In the lesson itself, lots of issues were raised about the specific use of the collapsed poem and whether it provided enough support for the students. I’ll explore this question in a later blog, by comparing it with other strategies on the same poem used by the other Year 7 teachers. However, in this blog, my focus is on the question of teacher’s imparting knowledge as groups work on their own. What was fascinating to observe, and then to reflect on again in watching the film footage (view here), was the way in which Richard moved in and out between whole class instruction, questioning and pulling things together, and the group work itself (in which he played a strong role, intervening in individual groups, asking students questions, pausing to share ideas with the intention of highlighting productive ideas and prodding struggling groups in the right direction). He would agree with me, I’m sure, that the extent of that intervention, the timing of it and the nature of it was of critical importance, and we would also agree on the fact that sometimes it’s tricky to know when to challenge an interpretation that is plainly wrong, without undermining students’ confidence. There were times when groups’ ideas went a little astray. Teachers need to challenge, prod, and come clean and be honest about times when interpretations are unconvincing. But when and how? Might my suggested lesson plan have offered more information to the whole class earlier on? Or part way through? These are all aspects of the management of group work that the project is considering, by observation, reflection and shared thinking.
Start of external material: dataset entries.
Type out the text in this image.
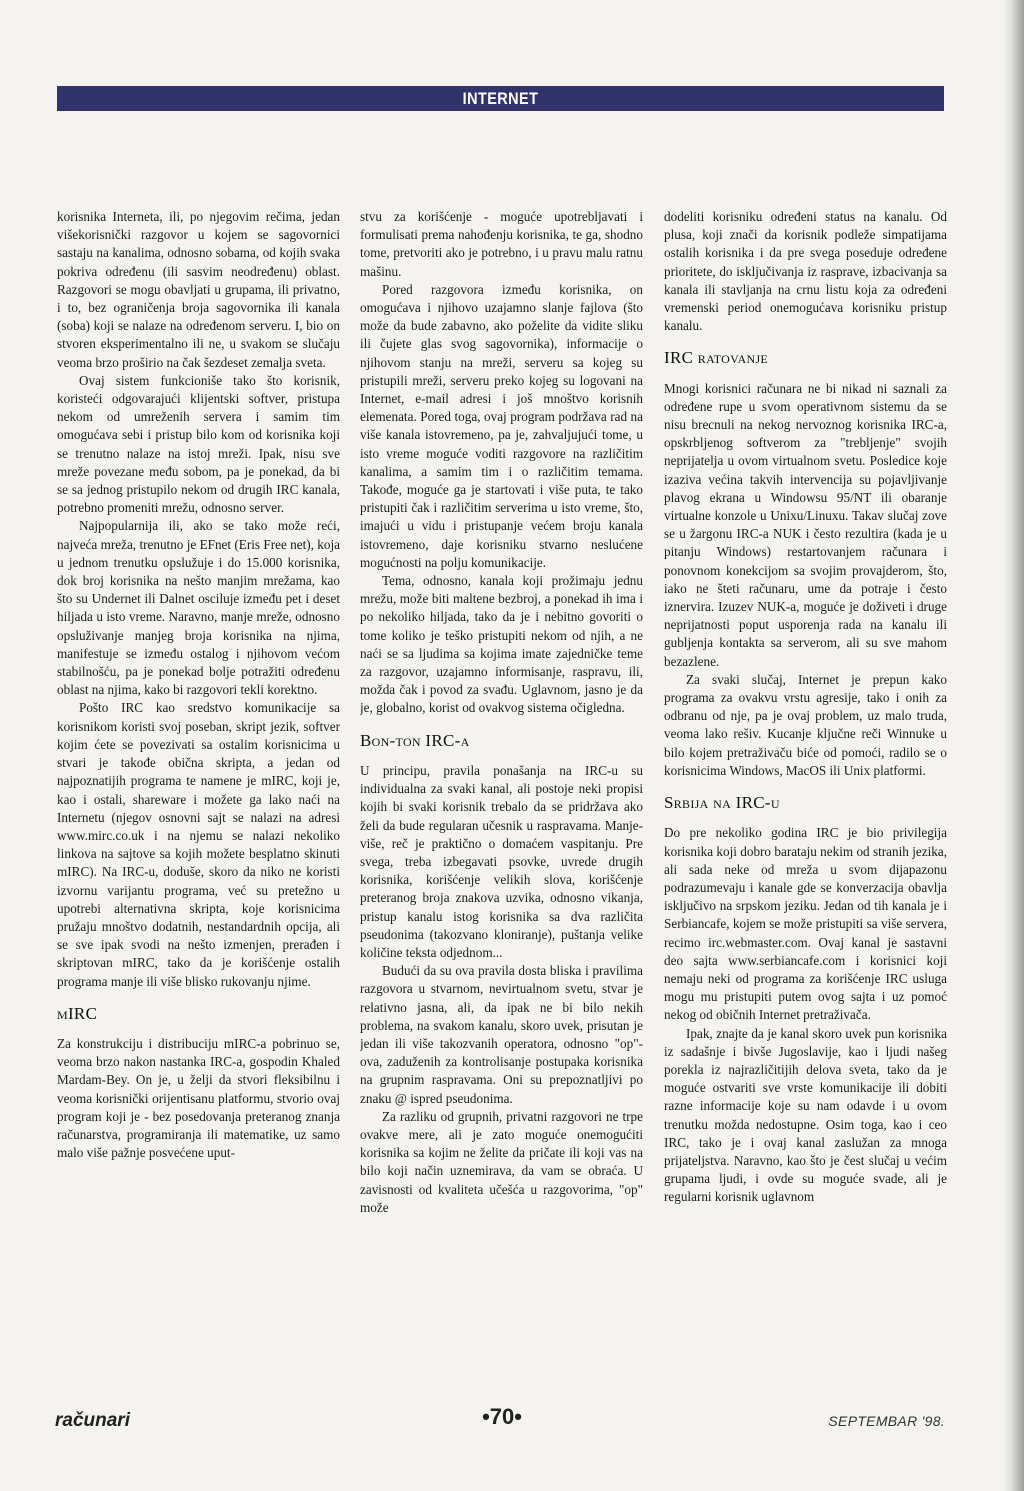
INTERNET

korisnika Interneta, ili, po njegovim rečima, jedan višekorisnički razgovor u kojem se sagovornici sastaju na kanalima, odnosno sobama, od kojih svaka pokriva određenu (ili sasvim neodređenu) oblast. Razgovori se mogu obavljati u grupama, ili privatno, i to, bez ograničenja broja sagovornika ili kanala (soba) koji se nalaze na određenom serveru. I, bio on stvoren eksperimentalno ili ne, u svakom se slučaju veoma brzo proširio na čak šezdeset zemalja sveta.

Ovaj sistem funkcioniše tako što korisnik, koristeći odgovarajući klijentski softver, pristupa nekom od umreženih servera i samim tim omogućava sebi i pristup bilo kom od korisnika koji se trenutno nalaze na istoj mreži. Ipak, nisu sve mreže povezane među sobom, pa je ponekad, da bi se sa jednog pristupilo nekom od drugih IRC kanala, potrebno promeniti mrežu, odnosno server.

Najpopularnija ili, ako se tako može reći, najveća mreža, trenutno je EFnet (Eris Free net), koja u jednom trenutku opslužuje i do 15.000 korisnika, dok broj korisnika na nešto manjim mrežama, kao što su Undernet ili Dalnet osciluje između pet i deset hiljada u isto vreme. Naravno, manje mreže, odnosno opsluživanje manjeg broja korisnika na njima, manifestuje se između ostalog i njihovom većom stabilnošću, pa je ponekad bolje potražiti određenu oblast na njima, kako bi razgovori tekli korektno.

Pošto IRC kao sredstvo komunikacije sa korisnikom koristi svoj poseban, skript jezik, softver kojim ćete se povezivati sa ostalim korisnicima u stvari je takođe obična skripta, a jedan od najpoznatijih programa te namene je mIRC, koji je, kao i ostali, shareware i možete ga lako naći na Internetu (njegov osnovni sajt se nalazi na adresi www.mirc.co.uk i na njemu se nalazi nekoliko linkova na sajtove sa kojih možete besplatno skinuti mIRC). Na IRC-u, doduše, skoro da niko ne koristi izvornu varijantu programa, već su pretežno u upotrebi alternativna skripta, koje korisnicima pružaju mnoštvo dodatnih, nestandardnih opcija, ali se sve ipak svodi na nešto izmenjen, prerađen i skriptovan mIRC, tako da je korišćenje ostalih programa manje ili više blisko rukovanju njime.

mIRC

Za konstrukciju i distribuciju mIRC-a pobrinuo se, veoma brzo nakon nastanka IRC-a, gospodin Khaled Mardam-Bey. On je, u želji da stvori fleksibilnu i veoma korisnički orijentisanu platformu, stvorio ovaj program koji je - bez posedovanja preteranog znanja računarstva, programiranja ili matematike, uz samo malo više pažnje posvećene uput-

stvu za korišćenje - moguće upotrebljavati i formulisati prema nahođenju korisnika, te ga, shodno tome, pretvoriti ako je potrebno, i u pravu malu ratnu mašinu.

Pored razgovora između korisnika, on omogućava i njihovo uzajamno slanje fajlova (što može da bude zabavno, ako poželite da vidite sliku ili čujete glas svog sagovornika), informacije o njihovom stanju na mreži, serveru sa kojeg su pristupili mreži, serveru preko kojeg su logovani na Internet, e-mail adresi i još mnoštvo korisnih elemenata. Pored toga, ovaj program podržava rad na više kanala istovremeno, pa je, zahvaljujući tome, u isto vreme moguće voditi razgovore na različitim kanalima, a samim tim i o različitim temama. Takođe, moguće ga je startovati i više puta, te tako pristupiti čak i različitim serverima u isto vreme, što, imajući u vidu i pristupanje većem broju kanala istovremeno, daje korisniku stvarno neslućene mogućnosti na polju komunikacije.

Tema, odnosno, kanala koji prožimaju jednu mrežu, može biti maltene bezbroj, a ponekad ih ima i po nekoliko hiljada, tako da je i nebitno govoriti o tome koliko je teško pristupiti nekom od njih, a ne naći se sa ljudima sa kojima imate zajedničke teme za razgovor, uzajamno informisanje, raspravu, ili, možda čak i povod za svađu. Uglavnom, jasno je da je, globalno, korist od ovakvog sistema očigledna.

Bon-ton IRC-a

U principu, pravila ponašanja na IRC-u su individualna za svaki kanal, ali postoje neki propisi kojih bi svaki korisnik trebalo da se pridržava ako želi da bude regularan učesnik u raspravama. Manje-više, reč je praktično o domaćem vaspitanju. Pre svega, treba izbegavati psovke, uvrede drugih korisnika, korišćenje velikih slova, korišćenje preteranog broja znakova uzvika, odnosno vikanja, pristup kanalu istog korisnika sa dva različita pseudonima (takozvano kloniranje), puštanja velike količine teksta odjednom...

Budući da su ova pravila dosta bliska i pravilima razgovora u stvarnom, nevirtualnom svetu, stvar je relativno jasna, ali, da ipak ne bi bilo nekih problema, na svakom kanalu, skoro uvek, prisutan je jedan ili više takozvanih operatora, odnosno "op"-ova, zaduženih za kontrolisanje postupaka korisnika na grupnim raspravama. Oni su prepoznatljivi po znaku @ ispred pseudonima.

Za razliku od grupnih, privatni razgovori ne trpe ovakve mere, ali je zato moguće onemogućiti korisnika sa kojim ne želite da pričate ili koji vas na bilo koji način uznemirava, da vam se obraća. U zavisnosti od kvaliteta učešća u razgovorima, "op" može

dodeliti korisniku određeni status na kanalu. Od plusa, koji znači da korisnik podleže simpatijama ostalih korisnika i da pre svega poseduje određene prioritete, do isključivanja iz rasprave, izbacivanja sa kanala ili stavljanja na crnu listu koja za određeni vremenski period onemogućava korisniku pristup kanalu.

IRC ratovanje

Mnogi korisnici računara ne bi nikad ni saznali za određene rupe u svom operativnom sistemu da se nisu brecnuli na nekog nervoznog korisnika IRC-a, opskrbljenog softverom za "trebljenje" svojih neprijatelja u ovom virtualnom svetu. Posledice koje izaziva većina takvih intervencija su pojavljivanje plavog ekrana u Windowsu 95/NT ili obaranje virtualne konzole u Unixu/Linuxu. Takav slučaj zove se u žargonu IRC-a NUK i često rezultira (kada je u pitanju Windows) restartovanjem računara i ponovnom konekcijom sa svojim provajderom, što, iako ne šteti računaru, ume da potraje i često iznervira. Izuzev NUK-a, moguće je doživeti i druge neprijatnosti poput usporenja rada na kanalu ili gubljenja kontakta sa serverom, ali su sve mahom bezazlene.

Za svaki slučaj, Internet je prepun kako programa za ovakvu vrstu agresije, tako i onih za odbranu od nje, pa je ovaj problem, uz malo truda, veoma lako rešiv. Kucanje ključne reči Winnuke u bilo kojem pretraživaču biće od pomoći, radilo se o korisnicima Windows, MacOS ili Unix platformi.

Srbija na IRC-u

Do pre nekoliko godina IRC je bio privilegija korisnika koji dobro barataju nekim od stranih jezika, ali sada neke od mreža u svom dijapazonu podrazumevaju i kanale gde se konverzacija obavlja isključivo na srpskom jeziku. Jedan od tih kanala je i Serbiancafe, kojem se može pristupiti sa više servera, recimo irc.webmaster.com. Ovaj kanal je sastavni deo sajta www.serbiancafe.com i korisnici koji nemaju neki od programa za korišćenje IRC usluga mogu mu pristupiti putem ovog sajta i uz pomoć nekog od običnih Internet pretraživača.

Ipak, znajte da je kanal skoro uvek pun korisnika iz sadašnje i bivše Jugoslavije, kao i ljudi našeg porekla iz najrazličitijih delova sveta, tako da je moguće ostvariti sve vrste komunikacije ili dobiti razne informacije koje su nam odavde i u ovom trenutku možda nedostupne. Osim toga, kao i ceo IRC, tako je i ovaj kanal zaslužan za mnoga prijateljstva. Naravno, kao što je čest slučaj u većim grupama ljudi, i ovde su moguće svade, ali je regularni korisnik uglavnom

računari	•70•	SEPTEMBAR '98.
What is absolutely clear is that in all the lessons I saw students were not being left to their own devices, without the teacher contributing knowledge and expertise. Nor was the focus of the teachers on what Nick Gibb describes pejoratively as ‘eliciting and developing ethereal and often poorly-defined skills in pupils’. The focus in the lessons was on knowledge about poetry. Students were being expected to think about poems in the way that adult readers of poetry do, in exactly the way that they’ll need to think about poetry to do well in GCSE unseens, for English Literature A Level and beyond. In other words, they were imbibing serious, significant knowledge in the subject. The idea that group work and teachers imparting knowledge are entirely distinct from each other is hugely simplistic. In the best classrooms teachers weave nimbly between the two, gaining the benefits of both by offering their own understanding and ideas, and allowing students to develop their own.
A big thank you to the English department and students at St Michael's Catholic School, High Wycombe, and to the head teacher, Garret Fay, for inviting us to their school and giving us permission to post this blog.